En France, les ATU permettent aux patients d’avoir accès à des molécules innovantes qui ne bénéficient pas d’une autorisation de mise sur le marché (AMM) mais dont les résultats cliniques sont prometteurs dans des pathologies pour lesquelles les besoins médicaux restent importants. Avec l’arrivée des ATU de cohorte d’extension, le dispositif a été élargi aux nouvelles indications d’une molécule déjà titulaire d’une première AMM.
Ces ATU d’extension sont légales depuis mars 2019 et le décret précisant leurs modalités de prise en charge a été publié fin août. Elles ont d’abord concerné des produits de Roche : Tecentriq® (atezolizumab) dans le cancer bronchique à petites cellules, Lynparza® (olaparib) dans le cancer de l’ovaire et Kadcyla® (trastuzumab emtansine) dans le cancer du sein. Dupixent® (dupilumab) de Sanofi a également reçu un avis positif dans la dermatite atopique et d’autres dossiers sont en cours.

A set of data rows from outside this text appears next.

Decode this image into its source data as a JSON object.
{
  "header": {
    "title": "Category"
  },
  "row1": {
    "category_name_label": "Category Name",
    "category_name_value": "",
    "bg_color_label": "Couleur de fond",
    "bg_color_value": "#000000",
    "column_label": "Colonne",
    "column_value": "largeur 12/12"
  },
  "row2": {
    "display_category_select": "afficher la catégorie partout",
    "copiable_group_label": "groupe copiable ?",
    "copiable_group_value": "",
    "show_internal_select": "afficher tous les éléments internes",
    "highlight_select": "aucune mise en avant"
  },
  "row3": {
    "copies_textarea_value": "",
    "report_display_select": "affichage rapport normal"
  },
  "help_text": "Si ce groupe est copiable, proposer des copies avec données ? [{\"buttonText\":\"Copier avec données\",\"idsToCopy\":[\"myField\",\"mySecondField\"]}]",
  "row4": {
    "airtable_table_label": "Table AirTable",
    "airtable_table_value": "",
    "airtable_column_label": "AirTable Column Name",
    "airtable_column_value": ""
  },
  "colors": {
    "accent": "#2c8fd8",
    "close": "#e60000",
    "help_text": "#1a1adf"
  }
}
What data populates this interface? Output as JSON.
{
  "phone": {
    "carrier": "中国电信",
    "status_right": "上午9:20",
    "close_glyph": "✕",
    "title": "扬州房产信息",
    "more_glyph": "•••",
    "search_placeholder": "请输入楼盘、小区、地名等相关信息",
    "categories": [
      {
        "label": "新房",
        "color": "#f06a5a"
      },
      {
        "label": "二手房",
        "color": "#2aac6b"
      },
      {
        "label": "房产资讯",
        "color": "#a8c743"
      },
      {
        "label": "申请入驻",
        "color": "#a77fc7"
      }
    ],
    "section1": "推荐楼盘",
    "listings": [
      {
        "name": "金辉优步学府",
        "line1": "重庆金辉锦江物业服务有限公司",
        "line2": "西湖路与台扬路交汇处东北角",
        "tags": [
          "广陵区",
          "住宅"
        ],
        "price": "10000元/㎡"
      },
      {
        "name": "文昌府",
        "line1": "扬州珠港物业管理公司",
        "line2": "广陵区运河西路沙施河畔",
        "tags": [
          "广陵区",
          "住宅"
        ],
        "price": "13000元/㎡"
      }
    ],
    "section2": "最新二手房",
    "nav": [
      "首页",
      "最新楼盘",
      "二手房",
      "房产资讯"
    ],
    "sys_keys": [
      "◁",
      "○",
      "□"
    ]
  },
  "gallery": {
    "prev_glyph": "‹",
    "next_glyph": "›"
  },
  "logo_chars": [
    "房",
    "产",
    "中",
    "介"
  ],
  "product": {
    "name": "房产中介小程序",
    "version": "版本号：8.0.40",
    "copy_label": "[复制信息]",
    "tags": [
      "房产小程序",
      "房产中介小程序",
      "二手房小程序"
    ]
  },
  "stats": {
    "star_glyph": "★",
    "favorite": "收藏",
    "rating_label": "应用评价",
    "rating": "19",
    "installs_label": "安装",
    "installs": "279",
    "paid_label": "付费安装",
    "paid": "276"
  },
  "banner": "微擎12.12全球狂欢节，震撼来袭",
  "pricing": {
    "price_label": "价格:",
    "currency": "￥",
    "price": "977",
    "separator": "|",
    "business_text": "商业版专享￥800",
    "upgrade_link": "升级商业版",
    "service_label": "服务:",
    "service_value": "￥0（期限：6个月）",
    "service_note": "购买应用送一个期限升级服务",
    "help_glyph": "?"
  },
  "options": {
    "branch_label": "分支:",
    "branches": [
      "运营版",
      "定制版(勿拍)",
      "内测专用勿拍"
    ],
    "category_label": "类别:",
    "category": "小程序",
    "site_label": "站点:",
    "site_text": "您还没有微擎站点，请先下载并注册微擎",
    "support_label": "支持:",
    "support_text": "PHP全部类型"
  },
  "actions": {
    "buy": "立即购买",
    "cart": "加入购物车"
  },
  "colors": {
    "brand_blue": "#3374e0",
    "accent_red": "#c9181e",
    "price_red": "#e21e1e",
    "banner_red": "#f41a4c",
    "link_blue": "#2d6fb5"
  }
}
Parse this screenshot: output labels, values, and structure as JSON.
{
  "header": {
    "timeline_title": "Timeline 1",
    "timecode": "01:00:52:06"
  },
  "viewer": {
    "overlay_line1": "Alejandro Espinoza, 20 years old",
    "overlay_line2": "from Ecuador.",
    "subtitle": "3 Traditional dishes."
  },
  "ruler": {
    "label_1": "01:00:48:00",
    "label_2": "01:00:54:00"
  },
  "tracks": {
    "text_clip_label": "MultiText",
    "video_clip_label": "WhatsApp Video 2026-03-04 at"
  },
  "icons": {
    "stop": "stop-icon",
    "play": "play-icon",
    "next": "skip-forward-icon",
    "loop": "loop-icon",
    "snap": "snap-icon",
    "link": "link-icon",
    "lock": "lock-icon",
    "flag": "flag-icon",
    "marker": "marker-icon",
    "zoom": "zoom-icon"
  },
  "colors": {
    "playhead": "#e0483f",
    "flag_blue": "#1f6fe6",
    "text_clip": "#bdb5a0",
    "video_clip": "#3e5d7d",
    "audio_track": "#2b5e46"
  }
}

Inquiétude sur la prise en charge
Gwendoline Boyaval, directrice Accès au marché au sein de MSD France, salue l’élargissement du périmètre des ATU, tout en regrettant les délais nécessaires pour parvenir à ce résultat : « Dès 2014, avec l’immunothérapie, nous nous sommes rendu compte que le dispositif n’était pas adapté. Il a fallu cinq ans pour le faire évoluer. » Elle souligne la réactivité de l’ANSM, une fois le texte mis en place, mais s’inquiète de l’évolution des conditions de prise en charge économique des ATU : « à chaque LFSS, cela se durcit et se complexifie jusqu’à rendre illisible le système actuel. » Elle redoute la perte d’attractivité du dispositif et indique que MSD a choisi d’adopter une position attentiste, faute de prévisibilité suffisante.
Jean Philippe Alosi, directeur des affaires publiques et gouvernementales chez Amgen France, appelle quant à lui de ses vœux « des échanges précoces avec les pouvoirs publics, car l’industriel a besoin de visibilité » pour estimer les enjeux liés à l’arrivée de certaines innovations, notamment leur probabilité d’accéder au marché, leur impact organisationnel, la prévisibilité des dépenses, etc.
Dialogue et anticipation
L’ANSM est justement en train de construire un guichet innovation qui, d’ici quelques semaines, permettra aux demandeurs de solliciter un avis et d’obtenir une réponse rapide, pointe Lotfi Boudali, directeur de la division des médicaments en oncologie, hématologie, transplantation, néphrologie, produits de thérapie cellulaire, tissus et produits sanguins labiles au sein de l’agence. Ce guichet pourrait ensuite évoluer vers un « groupement d’intérêt public associant d’autres décideurs, d’autres administrations », afin d’élargir la palette des questions abordées, notamment les enjeux liés au financement.
De son côté, l’Inca entend mieux anticiper l’impact des innovations : « Nous sommes en train de développer Horizon Scanning, un dispositif d’anticipation des innovations dont l’objectif est d’identifier précocement les développements de médicaments anticancéreux qui seront impactants », explique ainsi Sophie Negellen, responsable du département médicament. Les essais cliniques en cours ont été recensés et l’outil va permettre d’estimer l’impact clinique des nouveaux médicaments ainsi que leurs effets sur l’organisation des soins. Une projection économique sera aussi réalisée, à partir de données publiques disponibles (prix des alternatives, prix aux États-Unis, population cible…).
Enfin, Laure Guéroult-Accolas, directrice de Patients en réseaux, pointe la complexité du système des ATU et de ses déclinaisons. Elle juge essentiel qu’il soit bien expliqué et que les soignants soient mieux informés et mobilisés pour pouvoir renseigner et orienter les patients.
Table ronde Accompagnement des innovations médicamenteuses (anticipation / accès / bon usage), mercredi 29 novembre 2019.